Orang semakin gemar berpelesir. Apalagi sekarang ditunjang dengan media sosial yang dengan senang hati akan tampilkan apa yang akan, sedang, dan telah kita alami sehari-hari. Selain untuk menambah pengalaman dan kenangan, pelesir belakangan ini juga diadakan dalam rangka memenuhi kebutuhan demonstratif.
Data lain berbicara, mal semakin sepi bahkan tutup, diduga disebabkan mulai besarnya adopsi teknik berbelanja melalui toko dalam jaringan (daring). Masyarakat mulai nyaman dengan transaksi daring karena semakin banyaknya fitur, fasilitas, dan penawaran yang makin variatif dan intensif.

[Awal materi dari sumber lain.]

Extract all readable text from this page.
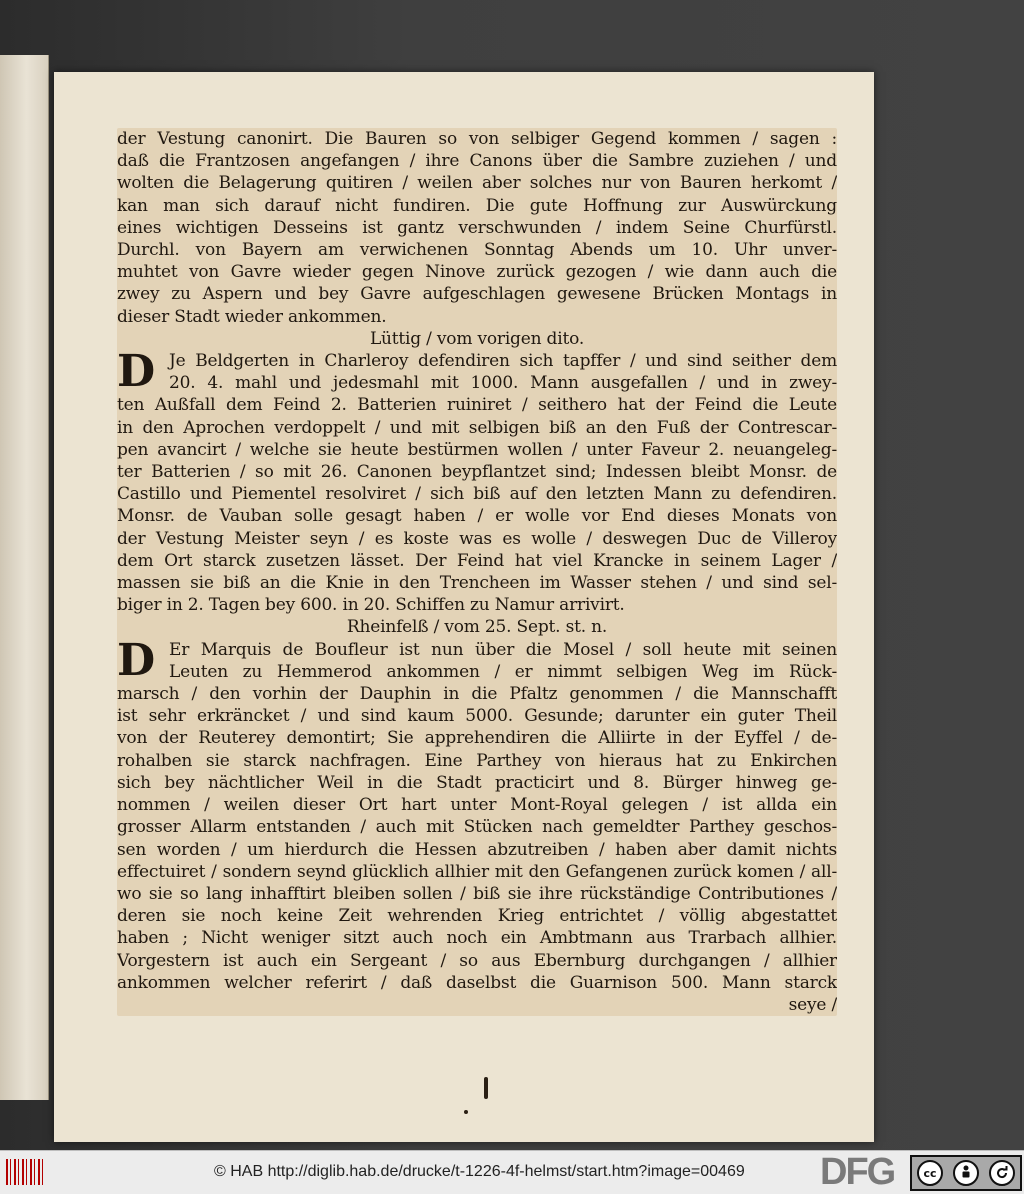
der Vestung canonirt. Die Bauren so von selbiger Gegend kommen / sagen :
daß die Frantzosen angefangen / ihre Canons über die Sambre zuziehen / und
wolten die Belagerung quitiren / weilen aber solches nur von Bauren herkomt /
kan man sich darauf nicht fundiren. Die gute Hoffnung zur Auswürckung
eines wichtigen Desseins ist gantz verschwunden / indem Seine Churfürstl.
Durchl. von Bayern am verwichenen Sonntag Abends um 10. Uhr unver-
muhtet von Gavre wieder gegen Ninove zurück gezogen / wie dann auch die
zwey zu Aspern und bey Gavre aufgeschlagen gewesene Brücken Montags in
dieser Stadt wieder ankommen.
Lüttig / vom vorigen dito.
D Je Beldgerten in Charleroy defendiren sich tapffer / und sind seither dem
20. 4. mahl und jedesmahl mit 1000. Mann ausgefallen / und in zwey-
ten Außfall dem Feind 2. Batterien ruiniret / seithero hat der Feind die Leute
in den Aprochen verdoppelt / und mit selbigen biß an den Fuß der Contrescar-
pen avancirt / welche sie heute bestürmen wollen / unter Faveur 2. neuangeleg-
ter Batterien / so mit 26. Canonen beypflantzet sind; Indessen bleibt Monsr. de
Castillo und Piementel resolviret / sich biß auf den letzten Mann zu defendiren.
Monsr. de Vauban solle gesagt haben / er wolle vor End dieses Monats von
der Vestung Meister seyn / es koste was es wolle / deswegen Duc de Villeroy
dem Ort starck zusetzen lässet. Der Feind hat viel Krancke in seinem Lager /
massen sie biß an die Knie in den Trencheen im Wasser stehen / und sind sel-
biger in 2. Tagen bey 600. in 20. Schiffen zu Namur arrivirt.
Rheinfelß / vom 25. Sept. st. n.
D Er Marquis de Boufleur ist nun über die Mosel / soll heute mit seinen
Leuten zu Hemmerod ankommen / er nimmt selbigen Weg im Rück-
marsch / den vorhin der Dauphin in die Pfaltz genommen / die Mannschafft
ist sehr erkräncket / und sind kaum 5000. Gesunde; darunter ein guter Theil
von der Reuterey demontirt; Sie apprehendiren die Alliirte in der Eyffel / de-
rohalben sie starck nachfragen. Eine Parthey von hieraus hat zu Enkirchen
sich bey nächtlicher Weil in die Stadt practicirt und 8. Bürger hinweg ge-
nommen / weilen dieser Ort hart unter Mont-Royal gelegen / ist allda ein
grosser Allarm entstanden / auch mit Stücken nach gemeldter Parthey geschos-
sen worden / um hierdurch die Hessen abzutreiben / haben aber damit nichts
effectuiret / sondern seynd glücklich allhier mit den Gefangenen zurück komen / all-
wo sie so lang inhafftirt bleiben sollen / biß sie ihre rückständige Contributiones /
deren sie noch keine Zeit wehrenden Krieg entrichtet / völlig abgestattet
haben ; Nicht weniger sitzt auch noch ein Ambtmann aus Trarbach allhier.
Vorgestern ist auch ein Sergeant / so aus Ebernburg durchgangen / allhier
ankommen welcher referirt / daß daselbst die Guarnison 500. Mann starck
seye /
© HAB http://diglib.hab.de/drucke/t-1226-4f-helmst/start.htm?image=00469 DFG	cc
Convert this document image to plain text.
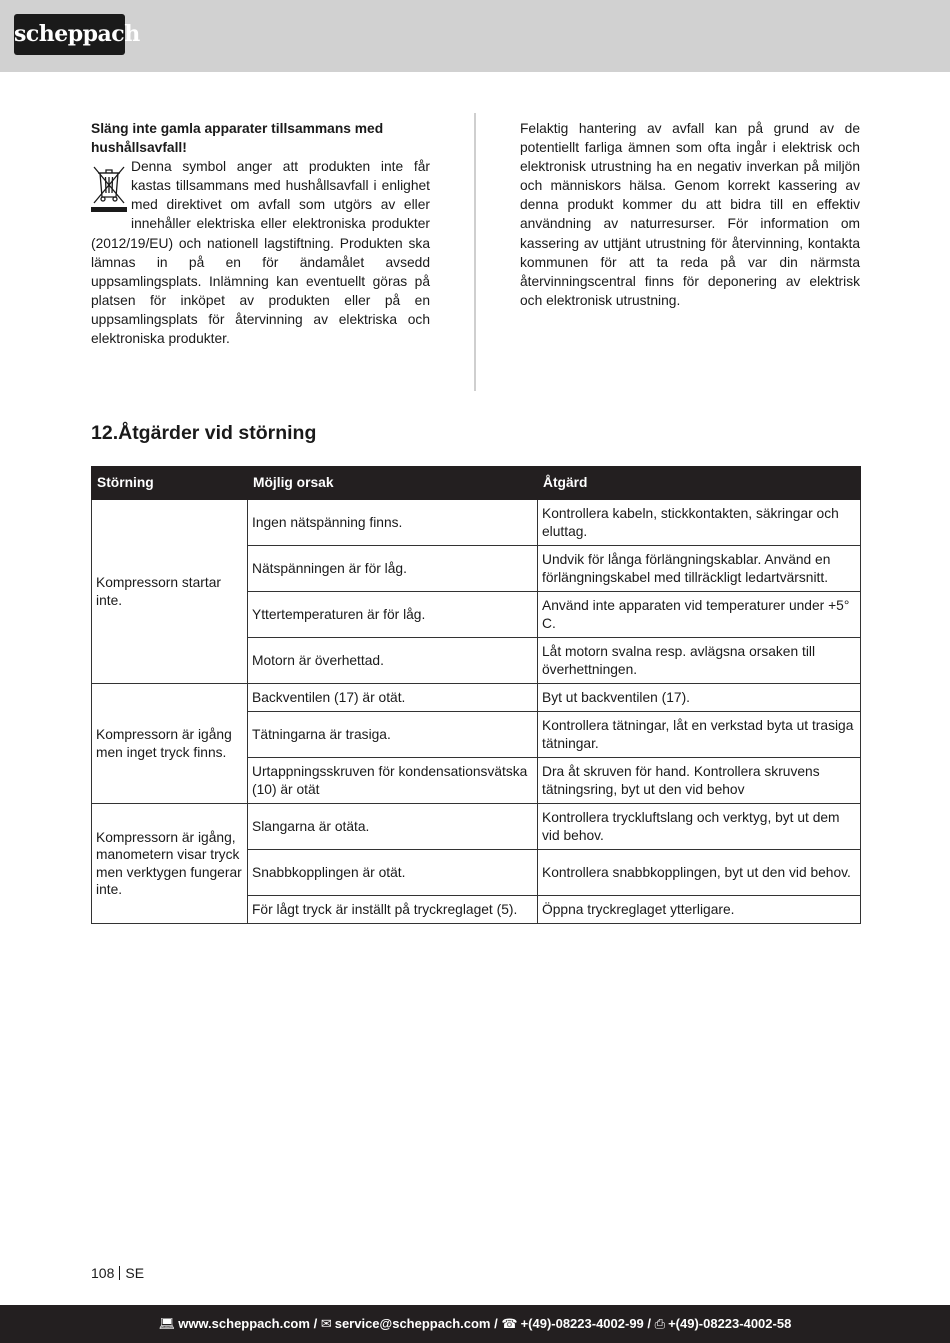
scheppach
Släng inte gamla apparater tillsammans med hushållsavfall!

Denna symbol anger att produkten inte får kastas tillsammans med hushållsavfall i enlighet med direktivet om avfall som utgörs av eller innehåller elektriska eller elektroniska produkter (2012/19/EU) och nationell lagstiftning. Produkten ska lämnas in på en för ändamålet avsedd uppsamlingsplats. Inlämning kan eventuellt göras på platsen för inköpet av produkten eller på en uppsamlingsplats för återvinning av elektriska och elektroniska produkter.

Felaktig hantering av avfall kan på grund av de potentiellt farliga ämnen som ofta ingår i elektrisk och elektronisk utrustning ha en negativ inverkan på miljön och människors hälsa. Genom korrekt kassering av denna produkt kommer du att bidra till en effektiv användning av naturresurser. För information om kassering av uttjänt utrustning för återvinning, kontakta kommunen för att ta reda på var din närmsta återvinningscentral finns för deponering av elektrisk och elektronisk utrustning.
12.Åtgärder vid störning
Störning	Möjlig orsak	Åtgärd
Kompressorn startar inte.	Ingen nätspänning finns.	Kontrollera kabeln, stickkontakten, säkringar och eluttag.
	Nätspänningen är för låg.	Undvik för långa förlängningskablar. Använd en förlängningskabel med tillräckligt ledartvärsnitt.
	Yttertemperaturen är för låg.	Använd inte apparaten vid temperaturer under +5° C.
	Motorn är överhettad.	Låt motorn svalna resp. avlägsna orsaken till överhettningen.
Kompressorn är igång men inget tryck finns.	Backventilen (17) är otät.	Byt ut backventilen (17).
	Tätningarna är trasiga.	Kontrollera tätningar, låt en verkstad byta ut trasiga tätningar.
	Urtappningsskruven för kondensationsvätska (10) är otät	Dra åt skruven för hand. Kontrollera skruvens tätningsring, byt ut den vid behov
Kompressorn är igång, manometern visar tryck men verktygen fungerar inte.	Slangarna är otäta.	Kontrollera tryckluftslang och verktyg, byt ut dem vid behov.
	Snabbkopplingen är otät.	Kontrollera snabbkopplingen, byt ut den vid behov.
	För lågt tryck är inställt på tryckreglaget (5).	Öppna tryckreglaget ytterligare.
108 SE
💻︎ www.scheppach.com / ✉︎ service@scheppach.com / ☎︎ +(49)-08223-4002-99 / ⎙ +(49)-08223-4002-58
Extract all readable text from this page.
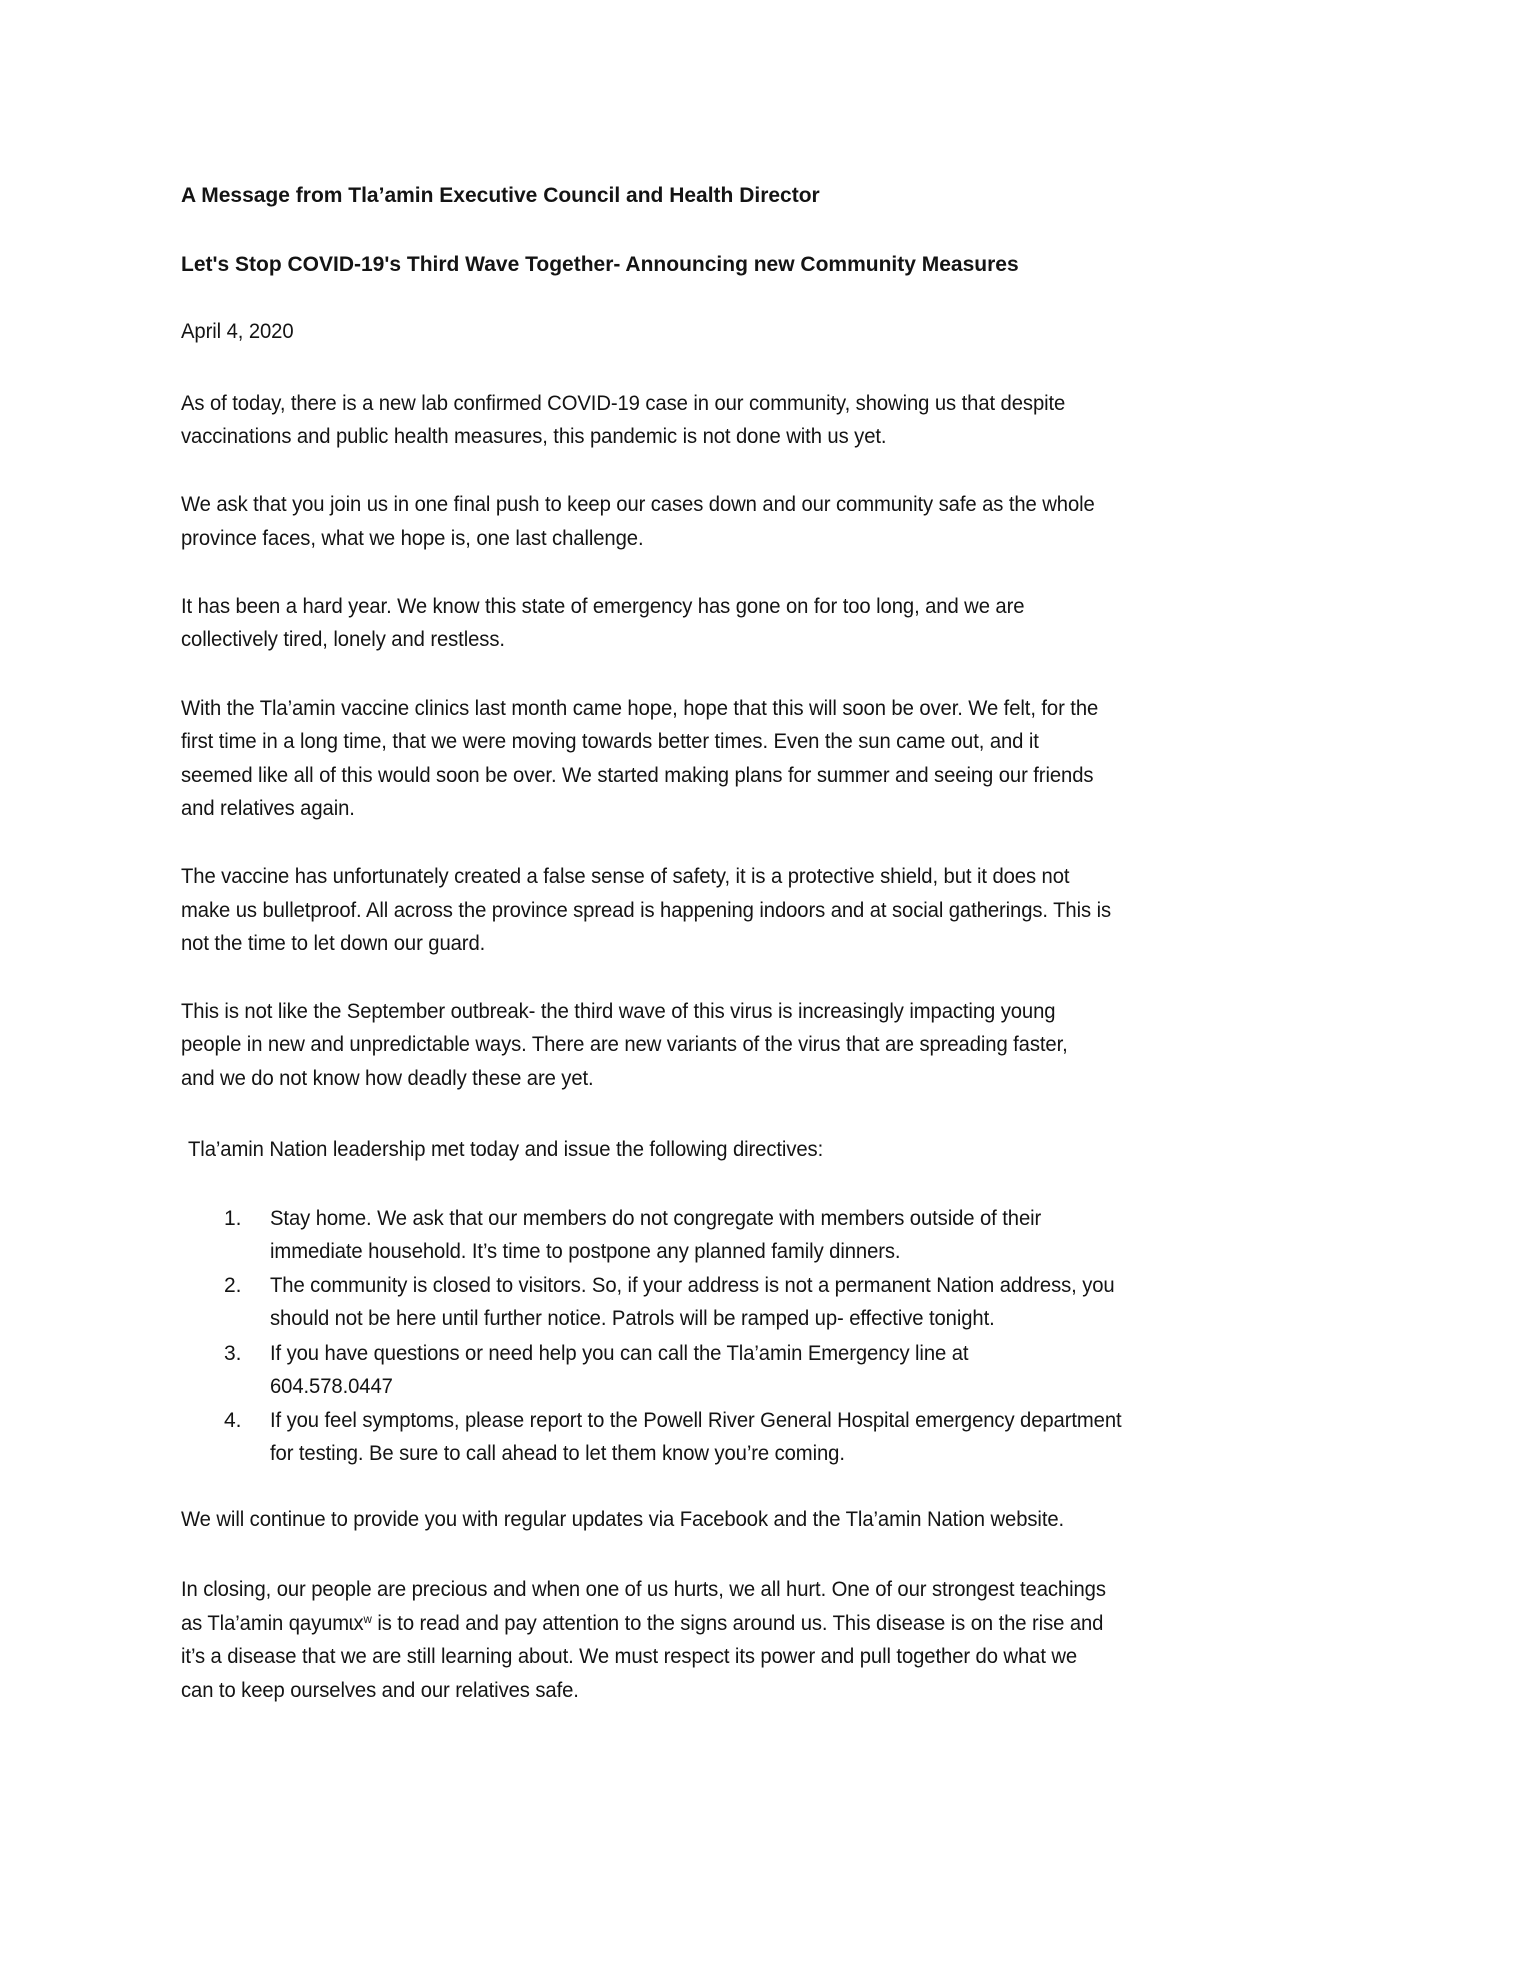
A Message from Tla’amin Executive Council and Health Director
Let's Stop COVID-19's Third Wave Together- Announcing new Community Measures
April 4, 2020
As of today, there is a new lab confirmed COVID-19 case in our community, showing us that despite
vaccinations and public health measures, this pandemic is not done with us yet.
We ask that you join us in one final push to keep our cases down and our community safe as the whole
province faces, what we hope is, one last challenge.
It has been a hard year. We know this state of emergency has gone on for too long, and we are
collectively tired, lonely and restless.
With the Tla’amin vaccine clinics last month came hope, hope that this will soon be over. We felt, for the
first time in a long time, that we were moving towards better times. Even the sun came out, and it
seemed like all of this would soon be over. We started making plans for summer and seeing our friends
and relatives again.
The vaccine has unfortunately created a false sense of safety, it is a protective shield, but it does not
make us bulletproof. All across the province spread is happening indoors and at social gatherings. This is
not the time to let down our guard.
This is not like the September outbreak- the third wave of this virus is increasingly impacting young
people in new and unpredictable ways. There are new variants of the virus that are spreading faster,
and we do not know how deadly these are yet.
Tla’amin Nation leadership met today and issue the following directives:
1. Stay home. We ask that our members do not congregate with members outside of their
immediate household. It’s time to postpone any planned family dinners.
2. The community is closed to visitors. So, if your address is not a permanent Nation address, you
should not be here until further notice. Patrols will be ramped up- effective tonight.
3. If you have questions or need help you can call the Tla’amin Emergency line at
604.578.0447
4. If you feel symptoms, please report to the Powell River General Hospital emergency department
for testing. Be sure to call ahead to let them know you’re coming.
We will continue to provide you with regular updates via Facebook and the Tla’amin Nation website.
In closing, our people are precious and when one of us hurts, we all hurt. One of our strongest teachings
as Tla’amin qayumɩx$^w$ is to read and pay attention to the signs around us. This disease is on the rise and
it’s a disease that we are still learning about. We must respect its power and pull together do what we
can to keep ourselves and our relatives safe.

Tidak perlu keluar rumah, hanya bermodal telepon seluler, barang pesanan dengan sekejap akan sampai. Ditambah beragam keuntungan jika kita mau teliti dalam memanfaatkan peluang yang ditawarkan online market place. Mulai dari undian, cashback, atau rabat siap kita gapai.
***
Merespons perubahan pola konsumsi masyarakat terkait fungsi mal yang bergeser, para pengelola berlomba untuk berbenah. Sadar akan tergerus jika tidak adaptif, mereka mengambil beberapa langkah untuk memperpanjang nyawa usahanya.
Pengelola mulai bergerak dengan memperbaiki fisik bangunan dan fasilitas. Mereka melakukan pengecatan ulang, mengganti lantai, dan memperbaiki fasilitas yang tidak lagi berfungsi optimal.
Selain merombak aspek fisik, pengelola memperhatikan pula aspek non-fisik. Hal tersebut dilakukan dengan mengubah image mal yang pada awalnya menyasar konsumen menengah ke bawah menjadi konsumen menengah ke atas.
Perubahan image harus dibayar dengan harga tertentu. Gerai-gerai yang tidak membawa citra yang kuat dipindah ke lantai atau titik yang kurang strategis, demi memberikan tempat untuk gerai yang dirasa akan memperkuat image yang sedang dibangun. Contohnya, sebuah mal di Jakarta melakukan itu untuk warung kopi terkenal asal Seattle.
Sekarang, di mal semakin jamak kita jumpai warung makan, fitness centre, tempat permainan anak, salon, tempat karaoke, dan bioskop. Ditambah pula venue untuk konser musik, pameran, dan perhelatan lain. Tempat-tempat tersebut semakin mendapat perhatian untuk dimaksimalkan pengelola, karena konsumen era ini sedang butuh lagi gandrung.
Disrupsi yang dibawa oleh era digital menikung dan berbelok sampai kemana-mana. Tanpa terkecuali ke arah bisnis ritel di mal. Klise, tapi memang apapun akan berubah, dan yang tak berubah hanya mereka yang rela untuk mati.